The Little Sisters of the Poor and several other religiously-affiliated organizations sued the federal government over the mandate, contending it made them complicit in providing the morally-objectionable products and was a violation of the federal Religious Freedom Restoration Act. The U.S. Supreme Court heard the case, and in May 2016 unanimously sent the dispute back to the federal appeals court, telling the nuns and the government to work out a compromise.
Today's executive order is the most recent action on the HHS mandate since Trump was sworn in as president on Jan. 20. The section of the order dealing with the mandate states that, "The Secretary of the Treasury, the Secretary of Labor, and the Secretary of Health and Human Services shall consider issuing amended regulations, consistent with applicable law, to address conscience-based objections to the preventive-care mandate promulgated under section 300gg-13(a)(4) of title 42, United States Code."
Several members of the Little Sisters of the Poor attended the signing ceremony at the White House rose garden. Trump invited them to stand with him at the podium, telling them, “I want you to know that your long ordeal will soon be over."

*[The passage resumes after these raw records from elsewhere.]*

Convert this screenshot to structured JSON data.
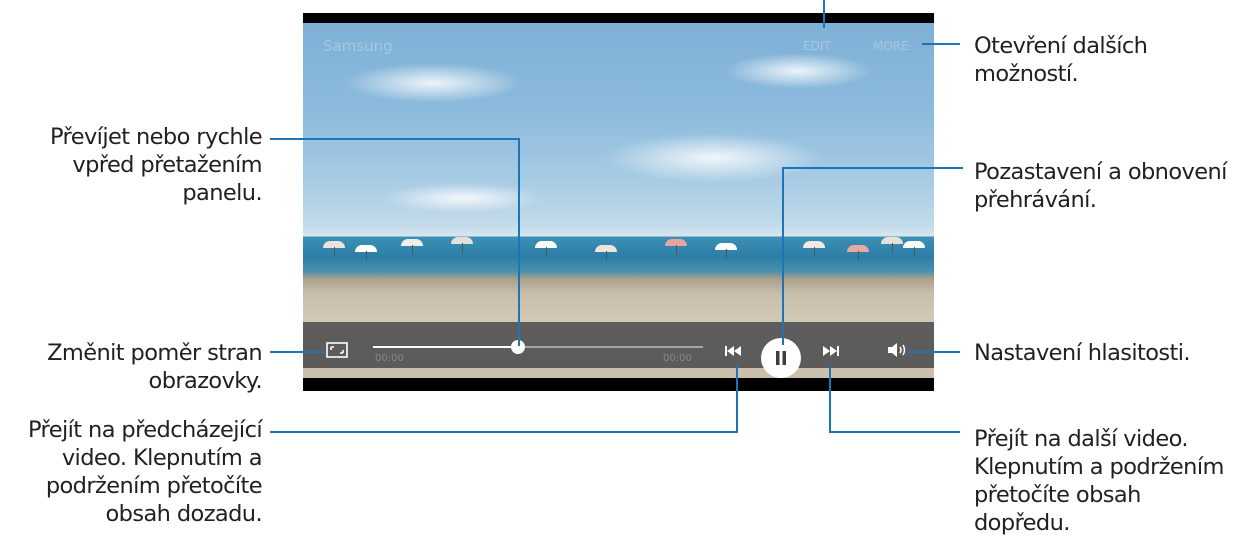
{
  "annotations": {
    "more_options": [
      "Otevření dalších",
      "možností."
    ],
    "seek": [
      "Převíjet nebo rychle",
      "vpřed přetažením",
      "panelu."
    ],
    "pause_resume": [
      "Pozastavení a obnovení",
      "přehrávání."
    ],
    "aspect_ratio": [
      "Změnit poměr stran",
      "obrazovky."
    ],
    "volume": [
      "Nastavení hlasitosti."
    ],
    "previous": [
      "Přejít na předcházející",
      "video. Klepnutím a",
      "podržením přetočíte",
      "obsah dozadu."
    ],
    "next": [
      "Přejít na další video.",
      "Klepnutím a podržením",
      "přetočíte obsah",
      "dopředu."
    ]
  },
  "player": {
    "title": "Samsung",
    "top_actions": [
      "EDIT",
      "MORE"
    ],
    "time_elapsed": "00:00",
    "time_total": "00:00",
    "progress": 0.44,
    "icons": [
      "aspect-ratio-icon",
      "previous-icon",
      "pause-icon",
      "next-icon",
      "volume-icon"
    ]
  },
  "colors": {
    "callout_line": "#1b75bb",
    "text": "#231f20",
    "control_bar": "#3c3e42"
  }
}
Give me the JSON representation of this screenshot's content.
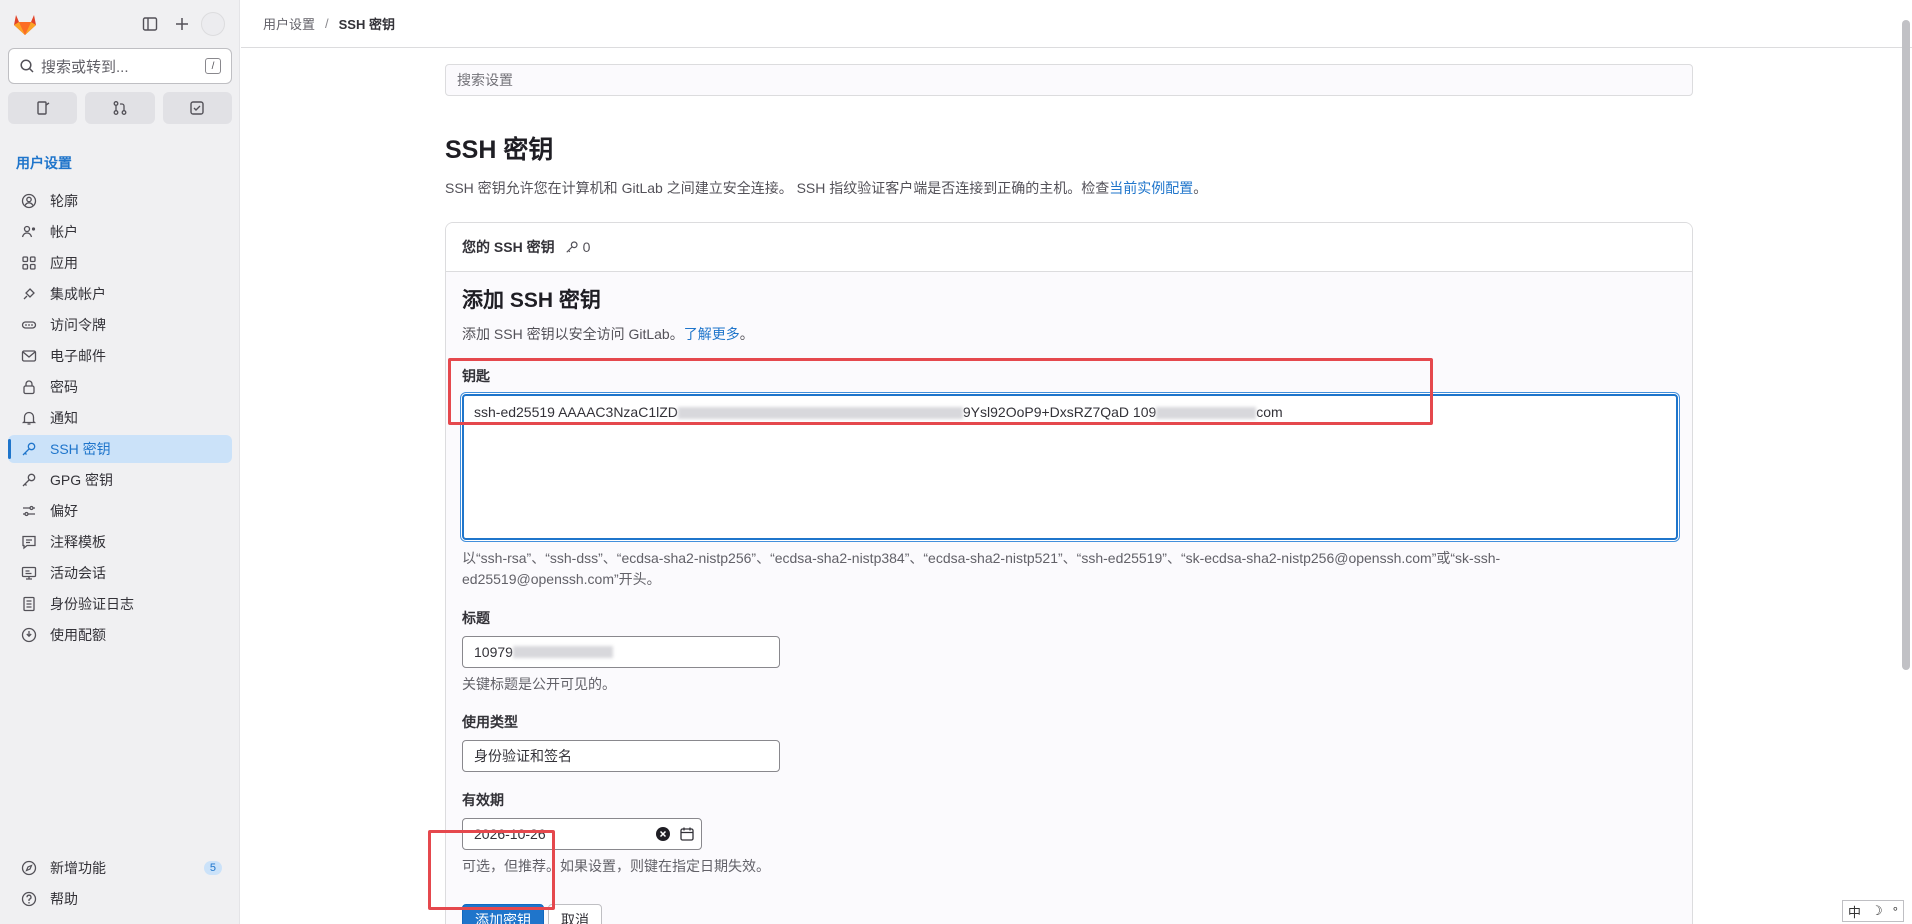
{
  "sidebar": {
    "search_placeholder": "搜索或转到...",
    "search_shortcut": "/",
    "section_title": "用户设置",
    "items": [
      {
        "label": "轮廓",
        "icon": "profile-icon"
      },
      {
        "label": "帐户",
        "icon": "account-icon"
      },
      {
        "label": "应用",
        "icon": "applications-icon"
      },
      {
        "label": "集成帐户",
        "icon": "chat-integration-icon"
      },
      {
        "label": "访问令牌",
        "icon": "token-icon"
      },
      {
        "label": "电子邮件",
        "icon": "mail-icon"
      },
      {
        "label": "密码",
        "icon": "lock-icon"
      },
      {
        "label": "通知",
        "icon": "notifications-icon"
      },
      {
        "label": "SSH 密钥",
        "icon": "key-icon",
        "active": true
      },
      {
        "label": "GPG 密钥",
        "icon": "key-icon"
      },
      {
        "label": "偏好",
        "icon": "preferences-icon"
      },
      {
        "label": "注释模板",
        "icon": "comment-templates-icon"
      },
      {
        "label": "活动会话",
        "icon": "sessions-icon"
      },
      {
        "label": "身份验证日志",
        "icon": "log-icon"
      },
      {
        "label": "使用配额",
        "icon": "quota-icon"
      }
    ],
    "whats_new": {
      "label": "新增功能",
      "badge": "5"
    },
    "help": {
      "label": "帮助"
    }
  },
  "breadcrumb": {
    "parent": "用户设置",
    "current": "SSH 密钥"
  },
  "settings_search_placeholder": "搜索设置",
  "page": {
    "title": "SSH 密钥",
    "desc_before": "SSH 密钥允许您在计算机和 GitLab 之间建立安全连接。 SSH 指纹验证客户端是否连接到正确的主机。检查",
    "desc_link": "当前实例配置",
    "desc_after": "。"
  },
  "card": {
    "header_title": "您的 SSH 密钥",
    "key_count": "0",
    "form_title": "添加 SSH 密钥",
    "form_desc": "添加 SSH 密钥以安全访问 GitLab。",
    "form_desc_link": "了解更多",
    "form_desc_after": "。",
    "key_label": "钥匙",
    "key_value_start": "ssh-ed25519 AAAAC3NzaC1lZD",
    "key_value_mid": "9Ysl92OoP9+DxsRZ7QaD 109",
    "key_value_end": "com",
    "key_hint": "以“ssh-rsa”、“ssh-dss”、“ecdsa-sha2-nistp256”、“ecdsa-sha2-nistp384”、“ecdsa-sha2-nistp521”、“ssh-ed25519”、“sk-ecdsa-sha2-nistp256@openssh.com”或“sk-ssh-ed25519@openssh.com”开头。",
    "title_label": "标题",
    "title_value": "10979",
    "title_hint": "关键标题是公开可见的。",
    "usage_label": "使用类型",
    "usage_value": "身份验证和签名",
    "expiry_label": "有效期",
    "expiry_value": "2026-10-26",
    "expiry_hint": "可选，但推荐。如果设置，则键在指定日期失效。",
    "add_button": "添加密钥",
    "cancel_button": "取消"
  },
  "ime": {
    "lang": "中",
    "moon": "☽",
    "dot": "°"
  }
}
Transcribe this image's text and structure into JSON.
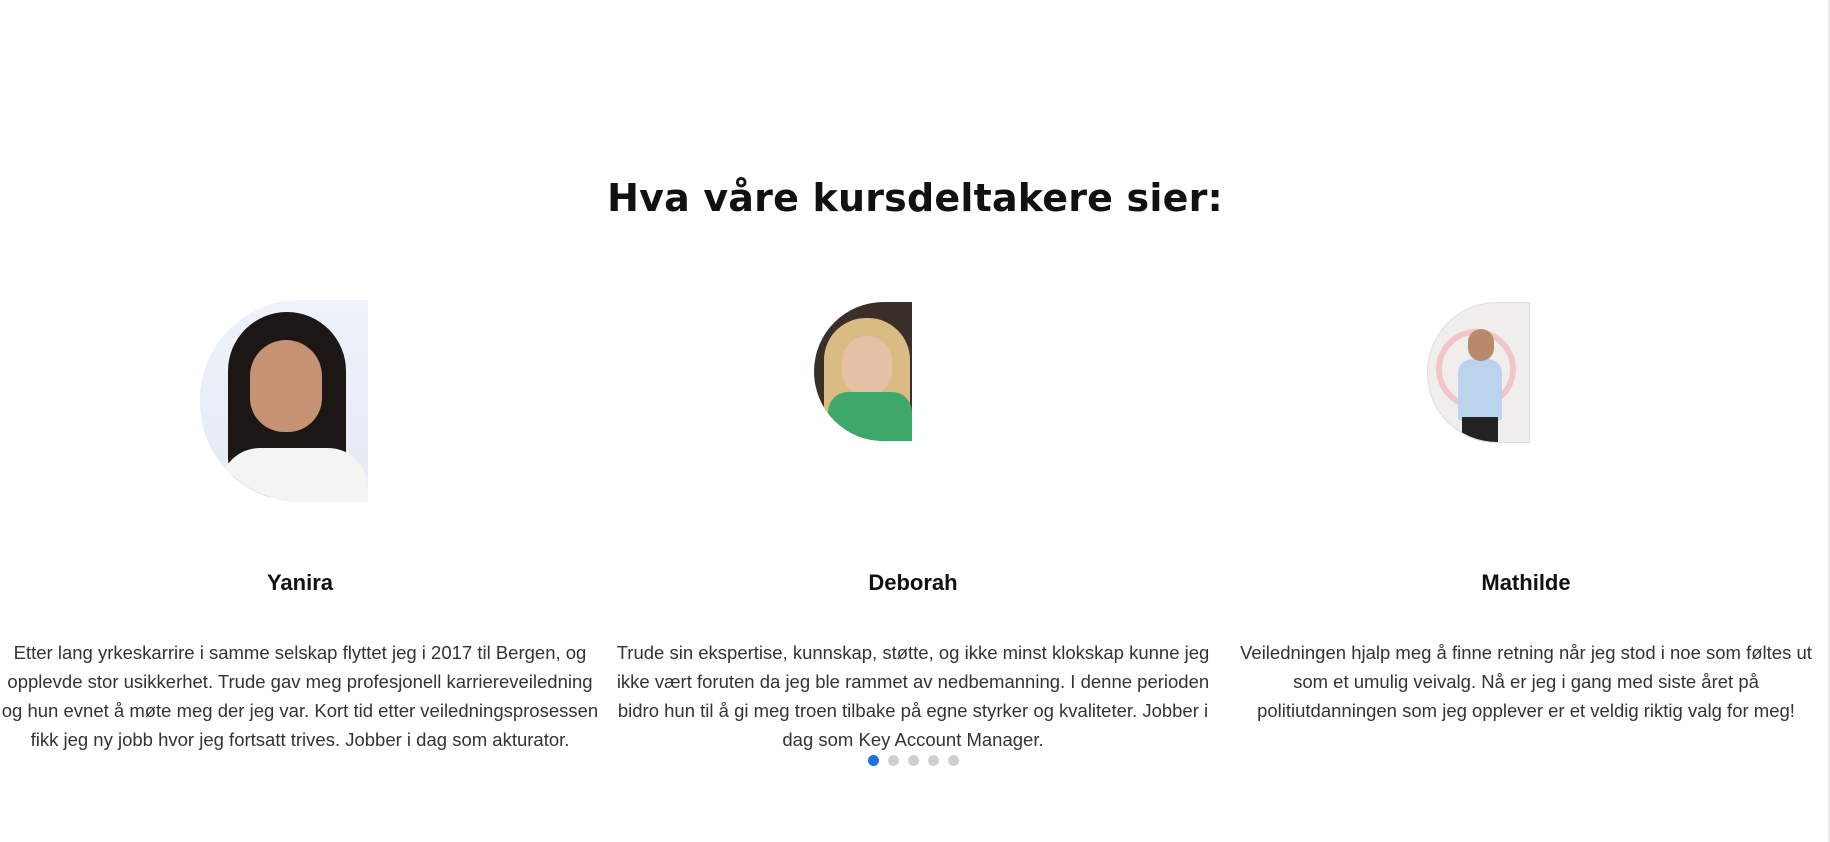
{
  "section": {
    "title": "Hva våre kursdeltakere sier:"
  },
  "testimonials": [
    {
      "name": "Yanira",
      "quote": "Etter lang yrkeskarrire i samme selskap flyttet jeg i 2017 til Bergen, og opplevde stor usikkerhet. Trude gav meg profesjonell karriereveiledning og hun evnet å møte meg der jeg var. Kort tid etter veiledningsprosessen fikk jeg ny jobb hvor jeg fortsatt trives. Jobber i dag som akturator."
    },
    {
      "name": "Deborah",
      "quote": "Trude sin ekspertise, kunnskap, støtte, og ikke minst klokskap kunne jeg ikke vært foruten da jeg ble rammet av nedbemanning. I denne perioden bidro hun til å gi meg troen tilbake på egne styrker og kvaliteter. Jobber i dag som Key Account Manager."
    },
    {
      "name": "Mathilde",
      "quote": "Veiledningen hjalp meg å finne retning når jeg stod i noe som føltes ut som et umulig veivalg. Nå er jeg i gang med siste året på politiutdanningen som jeg opplever er et veldig riktig valg for meg!"
    }
  ],
  "carousel": {
    "total_pages": 5,
    "active_page": 1,
    "active_color": "#1f6fdc",
    "inactive_color": "#cfcfcf"
  }
}
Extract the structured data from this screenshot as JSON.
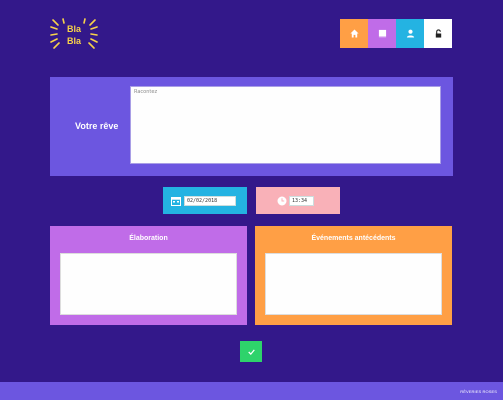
{
  "logo": {
    "line1": "Bla",
    "line2": "Bla",
    "color": "#f7d24a"
  },
  "nav": {
    "items": [
      {
        "icon": "home-icon",
        "color": "#ff9f45"
      },
      {
        "icon": "book-icon",
        "color": "#c06ce8"
      },
      {
        "icon": "user-icon",
        "color": "#24b3e2"
      },
      {
        "icon": "lock-icon",
        "color": "#ffffff"
      }
    ]
  },
  "dream": {
    "label": "Votre rêve",
    "placeholder": "Racontez"
  },
  "date": {
    "value": "02/02/2018"
  },
  "time": {
    "value": "13:34"
  },
  "elaboration": {
    "title": "Élaboration"
  },
  "events": {
    "title": "Événements antécédents"
  },
  "footer": {
    "text": "RÊVERIES ROSES"
  },
  "colors": {
    "background": "#33188a",
    "panel": "#6c56e0",
    "submit": "#2ed36b"
  }
}
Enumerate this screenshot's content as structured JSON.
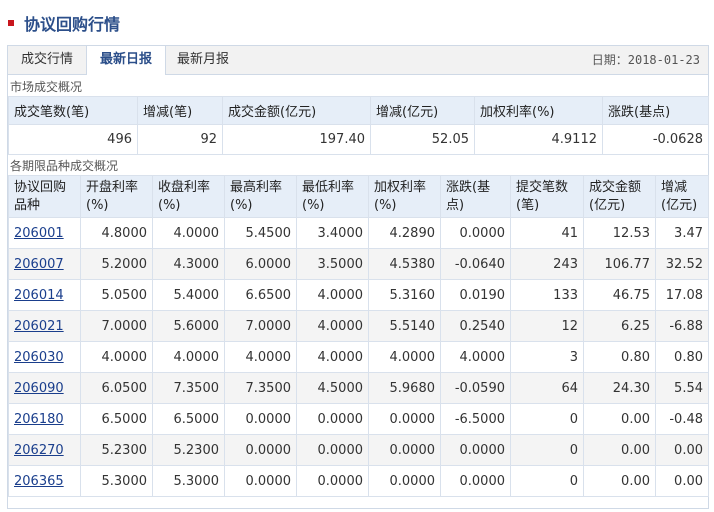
{
  "title": "协议回购行情",
  "tabs": [
    {
      "label": "成交行情"
    },
    {
      "label": "最新日报"
    },
    {
      "label": "最新月报"
    }
  ],
  "date_label": "日期：2018-01-23",
  "summary": {
    "section_title": "市场成交概况",
    "headers": [
      "成交笔数(笔)",
      "增减(笔)",
      "成交金额(亿元)",
      "增减(亿元)",
      "加权利率(%)",
      "涨跌(基点)"
    ],
    "values": [
      "496",
      "92",
      "197.40",
      "52.05",
      "4.9112",
      "-0.0628"
    ]
  },
  "detail": {
    "section_title": "各期限品种成交概况",
    "headers": [
      "协议回购品种",
      "开盘利率(%)",
      "收盘利率(%)",
      "最高利率(%)",
      "最低利率(%)",
      "加权利率(%)",
      "涨跌(基点)",
      "提交笔数(笔)",
      "成交金额(亿元)",
      "增减(亿元)"
    ],
    "rows": [
      [
        "206001",
        "4.8000",
        "4.0000",
        "5.4500",
        "3.4000",
        "4.2890",
        "0.0000",
        "41",
        "12.53",
        "3.47"
      ],
      [
        "206007",
        "5.2000",
        "4.3000",
        "6.0000",
        "3.5000",
        "4.5380",
        "-0.0640",
        "243",
        "106.77",
        "32.52"
      ],
      [
        "206014",
        "5.0500",
        "5.4000",
        "6.6500",
        "4.0000",
        "5.3160",
        "0.0190",
        "133",
        "46.75",
        "17.08"
      ],
      [
        "206021",
        "7.0000",
        "5.6000",
        "7.0000",
        "4.0000",
        "5.5140",
        "0.2540",
        "12",
        "6.25",
        "-6.88"
      ],
      [
        "206030",
        "4.0000",
        "4.0000",
        "4.0000",
        "4.0000",
        "4.0000",
        "4.0000",
        "3",
        "0.80",
        "0.80"
      ],
      [
        "206090",
        "6.0500",
        "7.3500",
        "7.3500",
        "4.5000",
        "5.9680",
        "-0.0590",
        "64",
        "24.30",
        "5.54"
      ],
      [
        "206180",
        "6.5000",
        "6.5000",
        "0.0000",
        "0.0000",
        "0.0000",
        "-6.5000",
        "0",
        "0.00",
        "-0.48"
      ],
      [
        "206270",
        "5.2300",
        "5.2300",
        "0.0000",
        "0.0000",
        "0.0000",
        "0.0000",
        "0",
        "0.00",
        "0.00"
      ],
      [
        "206365",
        "5.3000",
        "5.3000",
        "0.0000",
        "0.0000",
        "0.0000",
        "0.0000",
        "0",
        "0.00",
        "0.00"
      ]
    ]
  },
  "colors": {
    "accent": "#c8161d",
    "title": "#2c4f8a",
    "header_bg": "#e6eef8",
    "link": "#1a3e8c"
  }
}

The order also appears to lift the restrictions placed on churches by the 1954 Johnson Amendment, which calls for churches and other nonprofit organizations that are exempt from taxation to be "absolutely prohibited from directly or indirectly participating in, or intervening in, any political campaign on behalf of (or in opposition to) any candidate for elective public office," according to the website of the Internal Revenue Service.
DiNardo in his statement, however, focused on the importance of freedom to live and practice one's religion.
"Religious freedom is a fundamental right that should be upheld by all branches of government and not subject to political whims," he wrote.